Una riflessione di Floriana Coppola per la silloge “Gli imperfetti sono gente bizzarra” Poesie di Rita Pacilio
Ci sono libri e raccolte di versi che
indicano il viaggio interiore dell’uomo che a stazioni brevi affronta a
fatica per risalire alla luce, per accettare una ferita affettiva, così
intima, imparando a convivere con essa, una cicatrice che rimane sulla
pelle e brucia, presente come memoria di un legame intramontabile che
non si spezza. C’è nella relazione fraterna un laccio esistenziale
psicologico indissolubile e talvolta svela una somiglianza celata e
dolente, un incontro tra dimensioni che prescindono dalla giostra
familiare comune su cui tutti saliamo.

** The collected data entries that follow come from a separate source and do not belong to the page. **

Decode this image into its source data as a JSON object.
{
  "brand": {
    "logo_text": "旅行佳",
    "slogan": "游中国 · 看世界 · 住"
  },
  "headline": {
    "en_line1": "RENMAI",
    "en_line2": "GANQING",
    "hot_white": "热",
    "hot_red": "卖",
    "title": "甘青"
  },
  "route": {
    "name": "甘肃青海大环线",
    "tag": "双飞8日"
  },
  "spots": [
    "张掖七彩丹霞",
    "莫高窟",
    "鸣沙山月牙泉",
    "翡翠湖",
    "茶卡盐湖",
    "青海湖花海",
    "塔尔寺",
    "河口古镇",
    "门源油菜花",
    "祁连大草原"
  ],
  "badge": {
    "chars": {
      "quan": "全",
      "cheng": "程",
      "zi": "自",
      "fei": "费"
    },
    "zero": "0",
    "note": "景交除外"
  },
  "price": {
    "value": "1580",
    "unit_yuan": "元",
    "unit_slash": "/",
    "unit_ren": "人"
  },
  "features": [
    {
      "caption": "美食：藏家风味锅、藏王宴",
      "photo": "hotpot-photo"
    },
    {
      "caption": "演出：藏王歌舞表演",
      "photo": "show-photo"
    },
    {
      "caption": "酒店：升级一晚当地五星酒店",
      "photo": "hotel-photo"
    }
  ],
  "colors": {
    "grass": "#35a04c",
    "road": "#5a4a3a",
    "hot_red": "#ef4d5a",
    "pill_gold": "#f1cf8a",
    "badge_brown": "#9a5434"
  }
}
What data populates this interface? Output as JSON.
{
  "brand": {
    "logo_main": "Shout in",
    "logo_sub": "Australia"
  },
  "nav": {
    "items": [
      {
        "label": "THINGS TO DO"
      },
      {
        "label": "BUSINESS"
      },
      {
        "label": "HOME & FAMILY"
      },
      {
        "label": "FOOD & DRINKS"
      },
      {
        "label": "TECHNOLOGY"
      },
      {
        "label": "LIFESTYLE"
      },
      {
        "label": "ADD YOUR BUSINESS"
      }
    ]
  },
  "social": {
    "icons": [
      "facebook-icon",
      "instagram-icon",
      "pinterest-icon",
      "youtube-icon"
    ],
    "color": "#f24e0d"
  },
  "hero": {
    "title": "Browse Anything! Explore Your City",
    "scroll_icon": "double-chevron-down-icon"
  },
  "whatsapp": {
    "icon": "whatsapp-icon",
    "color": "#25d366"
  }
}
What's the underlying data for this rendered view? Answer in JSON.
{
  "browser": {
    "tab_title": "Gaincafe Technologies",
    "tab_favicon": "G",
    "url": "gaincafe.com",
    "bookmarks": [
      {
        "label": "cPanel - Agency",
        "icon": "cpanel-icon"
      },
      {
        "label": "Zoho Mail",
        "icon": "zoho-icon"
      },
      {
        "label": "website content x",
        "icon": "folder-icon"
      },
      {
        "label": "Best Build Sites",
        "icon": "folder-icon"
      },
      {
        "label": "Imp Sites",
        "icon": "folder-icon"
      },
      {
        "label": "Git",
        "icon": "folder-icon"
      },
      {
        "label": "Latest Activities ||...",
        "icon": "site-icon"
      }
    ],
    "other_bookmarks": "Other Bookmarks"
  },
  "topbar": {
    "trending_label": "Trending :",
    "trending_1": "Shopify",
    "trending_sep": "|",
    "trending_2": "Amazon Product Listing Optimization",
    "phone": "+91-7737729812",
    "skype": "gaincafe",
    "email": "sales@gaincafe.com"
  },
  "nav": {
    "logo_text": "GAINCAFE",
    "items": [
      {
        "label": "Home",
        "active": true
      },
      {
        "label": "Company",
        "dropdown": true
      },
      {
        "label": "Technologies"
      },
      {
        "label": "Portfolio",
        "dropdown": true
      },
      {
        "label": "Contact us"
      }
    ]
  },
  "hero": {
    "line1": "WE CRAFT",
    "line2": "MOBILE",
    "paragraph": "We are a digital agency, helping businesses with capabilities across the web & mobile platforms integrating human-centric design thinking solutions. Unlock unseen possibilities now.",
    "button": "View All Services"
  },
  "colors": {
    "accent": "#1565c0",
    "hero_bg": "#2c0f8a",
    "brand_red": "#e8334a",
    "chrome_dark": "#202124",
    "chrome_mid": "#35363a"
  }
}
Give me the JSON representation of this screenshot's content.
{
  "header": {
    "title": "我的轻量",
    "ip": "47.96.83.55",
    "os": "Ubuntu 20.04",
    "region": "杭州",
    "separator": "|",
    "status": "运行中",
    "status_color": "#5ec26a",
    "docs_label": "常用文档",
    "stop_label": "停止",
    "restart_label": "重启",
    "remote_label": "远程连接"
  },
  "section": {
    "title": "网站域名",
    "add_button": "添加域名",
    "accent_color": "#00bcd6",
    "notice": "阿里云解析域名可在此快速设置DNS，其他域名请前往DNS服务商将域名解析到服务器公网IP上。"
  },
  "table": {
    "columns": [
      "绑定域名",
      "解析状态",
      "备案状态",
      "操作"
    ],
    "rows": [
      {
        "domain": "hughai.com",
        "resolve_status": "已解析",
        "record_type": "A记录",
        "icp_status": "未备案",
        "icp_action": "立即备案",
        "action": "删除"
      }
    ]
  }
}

Succede così che con alcuni
avviene un accordo maggiore, una risonanza che chiama il destino a
interrogativi più forti, a una maggiore pressione della vita, sul cuore e
sui fianchi del corpo. Come quel masso del mito che oppone forza
divergente al passo in avanti.
Chiedo perdono al mondo/ come lo
chiedo a te/ per il mio peregrinare stanco/ per l’urlo muto/per la corsa
che mi affanna e dice/ Il destino è un cerchio senza fine.
Così Rita, brano dopo brano, nella sua
affabulazione visionaria, racconta il suo doppio navigare assorto tra
tempeste difficili da domare e momenti di tregua assoluta, racconta per
immagini e metafore delicate e spinte, il suo doppio sforzo di resistere
alla vita che cerca di farti affondare nei suoi flutti. Spia
nell’inciampo dell’altro il suo cadere ossessivo nella malinconia e
trova in un eroico afflato amoroso il desiderio di portare altrove il
fratello sulle spalle, come una moderna figlia di Enea portava il padre
fuori dalle battaglie, verso la pace. Antigone ha la sua voce e vive
attraverso la tenerezza che infonde per il dolore incistato dentro la
pelle per la sorte di Polinice.
Sono loro quella composta di cose
che ha intristito la vita ai giusti/il falco pallido sul collo/costole
che non erano previste./ Loro sono lì, nel posto più lontano della
solitudine.
Nel suo poema lirico non indugia in
patetiche orme ma sforza la parola, la piega e a parlare dell’altro, con
estrema delicatezza, con un pudore che commuove. Vuole decodificare il
dolore senza facili suggestioni mistiche, senza cadere nella filosofia
dell’espiazione ma per capirlo fuori da ogni filosofia riparatrice. Il
dolore è lì che aspetta di venirti addosso, è un cappio alla gola che
bisogna guardare con visionaria lucidità.
I camici verdi gli camminano
accanto/ è una lenta collina che si muove/ lacci e aghi senza aroma/ a
febbraio che trascorre svelto….. chissà cosa sogni quando tutto tace.
Rita Pacilio allora registra con
ossessiva puntualità lirica l’avvento della pace in ogni dettaglio,
quando la natura ti viene incontro con le sue meraviglie e i suoi
stupori. La poesia indica così la segnatura di un destino, dove la
sofferenza è maestra e apre ad altre percezioni che non disdegnano il
piacere e l’eros sotterraneo che vive chi, pur conoscendo l’inquietudine
e l’inadeguatezza, riesce a intravedere delle luci e a seguirle,
prendendo per mano colui che è bendato dalla vita.
La prigione di mio fratello è
oracolo timido probabile occhio spia/ una pietra desolata/ nella
recinzione gli uccelli dormono/ di là nessuna barca esiste più…..hanno
un amore negli occhi/ un presentimento di attesa/ una polvere pronta a
sparare /una febbre.
Noi dispiaciuti li guardiamo enigma senza soluzione.